Linear regression models between gene expression and methylation

To identify potential associations between DMRs methylation and gene expression we utilised transcriptomics measurements56,76 available for the liver TCGA samples contained in the Train & Test dataset (n = 410). Within this subset we systematically tested linear associations between methylation profiles of the top 38 DMRs and 15,341 gene expression profiles using linear regression models implemented in the python module limix (v3.0.4)94. We defined the following linear mixed model Eq. (2):

$$ {\text{y}}_{{\text{m}}} = {\text{ b}}_{{1}} {\text{M }} + {\text{ b}}_{{2}} {\text{X}}_{{\text{e}}} + {\text{ b}}_{{3}} {\text{K }} + {\text{ e}} $$
(2)

where y represents a vector of a single DMR methylation profile, M represents a matrix of covariates, x a gene expression vector of a single gene, K is the random effects term represented by the Kinship matrix of all the samples estimated using a linear kernel, and e is the noise term.
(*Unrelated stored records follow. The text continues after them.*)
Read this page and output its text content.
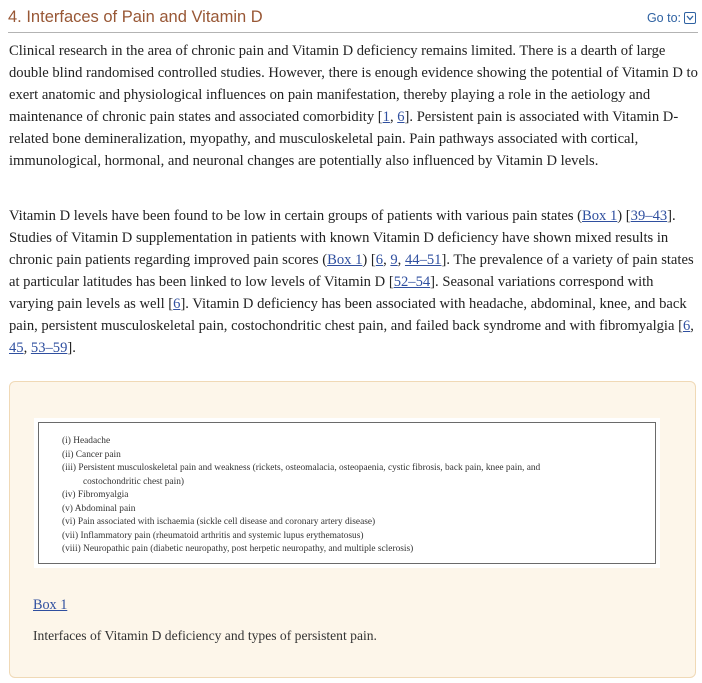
4. Interfaces of Pain and Vitamin D	Go to:

Clinical research in the area of chronic pain and Vitamin D deficiency remains limited. There is a dearth of large double blind randomised controlled studies. However, there is enough evidence showing the potential of Vitamin D to exert anatomic and physiological influences on pain manifestation, thereby playing a role in the aetiology and maintenance of chronic pain states and associated comorbidity [1, 6]. Persistent pain is associated with Vitamin D-related bone demineralization, myopathy, and musculoskeletal pain. Pain pathways associated with cortical, immunological, hormonal, and neuronal changes are potentially also influenced by Vitamin D levels.

Vitamin D levels have been found to be low in certain groups of patients with various pain states (Box 1) [39–43]. Studies of Vitamin D supplementation in patients with known Vitamin D deficiency have shown mixed results in chronic pain patients regarding improved pain scores (Box 1) [6, 9, 44–51]. The prevalence of a variety of pain states at particular latitudes has been linked to low levels of Vitamin D [52–54]. Seasonal variations correspond with varying pain levels as well [6]. Vitamin D deficiency has been associated with headache, abdominal, knee, and back pain, persistent musculoskeletal pain, costochondritic chest pain, and failed back syndrome and with fibromyalgia [6, 45, 53–59].

(i) Headache
(ii) Cancer pain
(iii) Persistent musculoskeletal pain and weakness (rickets, osteomalacia, osteopaenia, cystic fibrosis, back pain, knee pain, and
costochondritic chest pain)
(iv) Fibromyalgia
(v) Abdominal pain
(vi) Pain associated with ischaemia (sickle cell disease and coronary artery disease)
(vii) Inflammatory pain (rheumatoid arthritis and systemic lupus erythematosus)
(viii) Neuropathic pain (diabetic neuropathy, post herpetic neuropathy, and multiple sclerosis)
Box 1
Interfaces of Vitamin D deficiency and types of persistent pain.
The covariate matrix, M, contains several factors that might confound associations, similar to before: (1) global methylation; (2) predicted patient sex; (3) predicted patient age using both Hannum and Horvath methods; (4) tumour purity, Train & Test PC5 used as a proxy; and (5) an intercept term. Gene expression measurements were standardized by subtracting the mean and dividing by the standard deviation. For each DMR and gene association a Eq. (2) linear mixed model was fitted by minimising the residual sum of squares to estimate the parameters \(b_{1}\), \(b_{2}\) and \(b_{3}\). Statistical significance was assessed by performing a log likelihood ratio test between the full model Eq. (2) and the null model which excludes the gene expression term (\(b_{2} x_{e}\)), p-value was derived using a chi-square distribution with one degree of freedom and correction for multiple testing using FDR. A total of 582,958 DMR and gene expression associations were tested and 39 were found to be significant at a FDR < 10%.

HCC DMR signature score

HCC linear risk score (DMR signature score) is a sample score estimated from our 38 DMR signature. This is calculated using a weighted sum of the methylation of the 38 DMRs recurrently present with non-zero weights in the linear support vector machines (LinearSVCs) trained with the balanced sample sets in the leave-one-out cross-validation. The preponderance (weight) of each DMR is independently estimated using 1000 permutations of the balanced datasets which are used to train a Ridge classifier with an alpha parameter set to 1. This ensures a regularisation of the model’s feature coefficients, while preserving them to non-zero. The mean and standard deviation of each DMR is then calculated across all 1000 iterations. The mean coefficients are used to weight the DMR signature score, where features with larger absolute coefficients have larger preponderance. A score is calculated for each sample using the sample-specific DMR methylation values and the weights calculated before. Recall and precision curves are generated using the risk score and the HCC status of the samples. Optimal threshold and precision and recall rates are estimated based on the best F1 metric possible along the curves. A similar approach is taken for the other 12 independent DNA methylation signatures, where CpG sites are used as features instead.